One said to the other, "Go out and see if this is so. We will kill her if it is not the truth."
The younger went out and said, "They are here." His brother ran out, and there were the eagles, alive as before. As soon as they saw them they began to quarrel again over the white eagle, both saying, "It is mine."
Their mother looking on said, "I see now, my sons, bow you do when you are alone together. I did not think that you would do so. I will take the black and white feathers and put them together on the arrows, so there is no need of your quarrelling."
The boys had some deer meat and they cut it in pieces and offered it to the eagles, but they would not eat.
"You cannot force them to eat," she said, "but the people that come after us will do as we do.
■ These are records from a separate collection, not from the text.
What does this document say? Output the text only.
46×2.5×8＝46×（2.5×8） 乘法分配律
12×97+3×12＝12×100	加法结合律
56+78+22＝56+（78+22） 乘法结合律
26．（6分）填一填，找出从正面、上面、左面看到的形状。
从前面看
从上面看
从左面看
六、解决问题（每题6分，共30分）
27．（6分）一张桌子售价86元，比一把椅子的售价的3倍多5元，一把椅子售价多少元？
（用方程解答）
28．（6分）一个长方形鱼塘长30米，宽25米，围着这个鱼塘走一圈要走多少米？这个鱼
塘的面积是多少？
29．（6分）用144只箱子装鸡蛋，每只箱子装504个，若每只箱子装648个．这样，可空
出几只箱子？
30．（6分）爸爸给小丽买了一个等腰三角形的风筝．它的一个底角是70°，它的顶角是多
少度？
Go get some crows that are over there not far away in a place towards the north."
So the brothers went after the crows, and when they had caught them they reached out their hand to the west and got some carrying nets and brought a lot of the young crows home.
When they threw the deer meat to the crows they ate the meat and the eagles, seeing the crows eat, began to eat it too.
Then the brothers learned to hunt the deer, and would kill it and bring it home and have plenty of food.
Then Sin-yo-hauch said to them, "When I begin to plant the seed of the plant that grows in the water on the desert, that is the time for you to think of getting married."
"We know that too. It is true," said the brothers.
"Then go to your uncle, the gopher, who lives in the pond (the muskrat?) and get him to give you the end of the cane stalks, the part that grows deep in the water, so that out of them I can make you some flutes. When you reach the pond, you will see the blackbirds sitting on the cane stalks around the edge. Notice then which stalks bend the least under the weight of the birds, for those are the best and strongest."
Next morning the boys went to the pond; and the younger dived into the water, trying to reach the roots of the cane, but, in spite of all he could do, he could not come near the bottom. So he came out and told his brother there was no use to try. The water was too deep, and they might as well go home.
But the elder brother turned himself into a rock, and plunging into the water he dropped down to the very bottom where his uncle, the red gopher, had his home.
When the red gopher heard him he cried out, "Who is it that is coming here where no one ever came before?"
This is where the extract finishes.